Why is communication so important? A good marriage is not one without problems; it's one that can work through the problems. And this is where communication plays a vital role. If a couple does not know how to navigate peacefully through a conflict, and rather tends to avoid it or perhaps gets into heated power struggles, nothing gets resolved, resentment builds, and repairs are never made. John Gottman, who collected decades worth of data on marriage and relationships, identified through his research that the lack of adequate repair following an argument is the biggest contributor to marital unhappiness and divorce.

 

The main approach I use for Communication Counseling is the "Imago Dialogue", a three step process for connection developed by Harville Hendrix, PhD and Helen LaKelly Hunt, PhD. Although it looks simple, the process was formulated through extensive study of psychological theories of relationship, and clinical work with couples. The three steps in the process are mirroring, validation and empathy.

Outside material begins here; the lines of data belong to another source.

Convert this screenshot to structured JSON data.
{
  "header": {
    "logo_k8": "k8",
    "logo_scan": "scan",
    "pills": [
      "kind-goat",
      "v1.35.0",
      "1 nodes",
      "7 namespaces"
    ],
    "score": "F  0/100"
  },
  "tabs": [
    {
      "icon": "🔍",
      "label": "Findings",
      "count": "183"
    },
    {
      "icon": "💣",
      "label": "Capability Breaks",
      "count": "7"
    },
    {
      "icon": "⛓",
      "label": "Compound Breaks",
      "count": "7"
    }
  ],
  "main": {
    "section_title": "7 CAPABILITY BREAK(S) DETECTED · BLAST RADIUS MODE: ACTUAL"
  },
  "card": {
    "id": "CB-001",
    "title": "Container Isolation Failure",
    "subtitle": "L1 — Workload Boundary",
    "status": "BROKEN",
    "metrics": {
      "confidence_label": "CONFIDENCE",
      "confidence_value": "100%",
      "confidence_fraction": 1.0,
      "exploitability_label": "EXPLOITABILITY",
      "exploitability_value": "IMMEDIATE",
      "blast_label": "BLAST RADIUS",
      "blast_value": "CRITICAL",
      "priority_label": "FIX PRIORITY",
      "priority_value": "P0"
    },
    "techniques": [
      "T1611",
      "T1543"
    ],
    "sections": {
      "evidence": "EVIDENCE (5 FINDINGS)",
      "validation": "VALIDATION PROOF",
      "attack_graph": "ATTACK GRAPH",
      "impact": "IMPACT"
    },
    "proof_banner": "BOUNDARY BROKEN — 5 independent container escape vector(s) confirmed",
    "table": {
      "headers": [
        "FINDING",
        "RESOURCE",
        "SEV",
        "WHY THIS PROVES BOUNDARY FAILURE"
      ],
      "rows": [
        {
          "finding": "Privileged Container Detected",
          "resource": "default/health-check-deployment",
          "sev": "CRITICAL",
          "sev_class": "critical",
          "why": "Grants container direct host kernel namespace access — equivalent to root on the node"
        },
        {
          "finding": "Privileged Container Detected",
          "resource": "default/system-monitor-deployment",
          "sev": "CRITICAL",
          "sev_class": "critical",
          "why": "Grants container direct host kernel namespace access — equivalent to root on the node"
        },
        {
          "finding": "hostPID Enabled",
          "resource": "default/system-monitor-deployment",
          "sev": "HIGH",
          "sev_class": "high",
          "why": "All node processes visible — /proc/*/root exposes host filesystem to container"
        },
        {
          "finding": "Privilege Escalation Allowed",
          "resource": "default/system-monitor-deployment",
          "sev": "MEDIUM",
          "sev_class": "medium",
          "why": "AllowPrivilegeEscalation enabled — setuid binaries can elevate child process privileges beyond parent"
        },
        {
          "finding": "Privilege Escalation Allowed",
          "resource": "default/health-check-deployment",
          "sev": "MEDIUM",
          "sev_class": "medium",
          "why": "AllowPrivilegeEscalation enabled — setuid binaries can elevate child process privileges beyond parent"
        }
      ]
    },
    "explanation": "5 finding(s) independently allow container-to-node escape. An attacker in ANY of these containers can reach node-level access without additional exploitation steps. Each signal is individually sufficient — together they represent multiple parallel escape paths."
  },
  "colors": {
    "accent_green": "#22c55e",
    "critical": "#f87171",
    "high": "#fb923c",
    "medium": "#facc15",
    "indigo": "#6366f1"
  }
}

As part of this process, we will look at communication from the point of what is expressed, and from the point of what is heard. I will invite you to take accountability for what you say, and for what you hear. You will find your voice in your relationship, and create new listening and understanding. When a couple is able to adopt this communication approach in their lives and learn how to regulate their emotions, a deeper and more meaningful connection can begin to take place in the relationship.

 

 

COMMUNICATION TIP: To motivate your spouse to talk to you (the text below assumes a wife is trying to get her husband to talk; however, this could go either way):

 

1. If you ask him a question, then allow him time to answer without explaining to him why he is wrong.

 

2. If you ask him a question, then allow him time to answer without needing to point out to him why his answer doesn’t make sense.

 

3. If you ask him a question, let him know you want to hear his answer by – not responding (cross examining) to the first thing that does not line up or what seems to contradict a previous answer.

 

4. Let him know that you will hold your tongue and not interrupt his answers. He needs to feel some respect, and this is demonstrated by allowing him to complete his thought process.

 

5. Give him the questions in writing.

 

6. Use the phrases, ‘tell me more about that’; ‘that’s interesting, what allowed you to do that?’

 

7. Avoid the ‘Entrapment’ questions. These generally are questions where you are trying to lead your man into saying what you think he SHOULD say. Styling or re-phrasing your questions in such a way to make him answer ONLY the way you think he should is the same.

 

8. Give him time to think. Let him get the nerve up to answer. Allow him time to formulate his thoughts. (Remember, thinking about something DOES NOT mean he is lying!!!)

 

9. Try to avoid asking the ‘FEELING’ questions. Like ‘how did you feel when you were doing…’ ‘What did you feel after…’ ‘How did it feel when she said…’ Because quite likely he wasn’t thinking about any of these things.

 

10. Use the phrase, ‘I’d be interested to hear how you see…’ or

 

11. ‘I know you don’t really want to but it would mean a lot to me, if you told me about…’

 

12. If you have done this, then, admit that you have not really listened to him in the past. So really listen to his response to that statement.

 

13. Don’t start these conversations late at night.

 

14. Set a time limit on these talks and let him know what it is, and then stick to it!

 

15. Try sticking to one subject at a time. Avoid jumping around.

 

16. Remember he is not ‘rational & sound’ in his mind.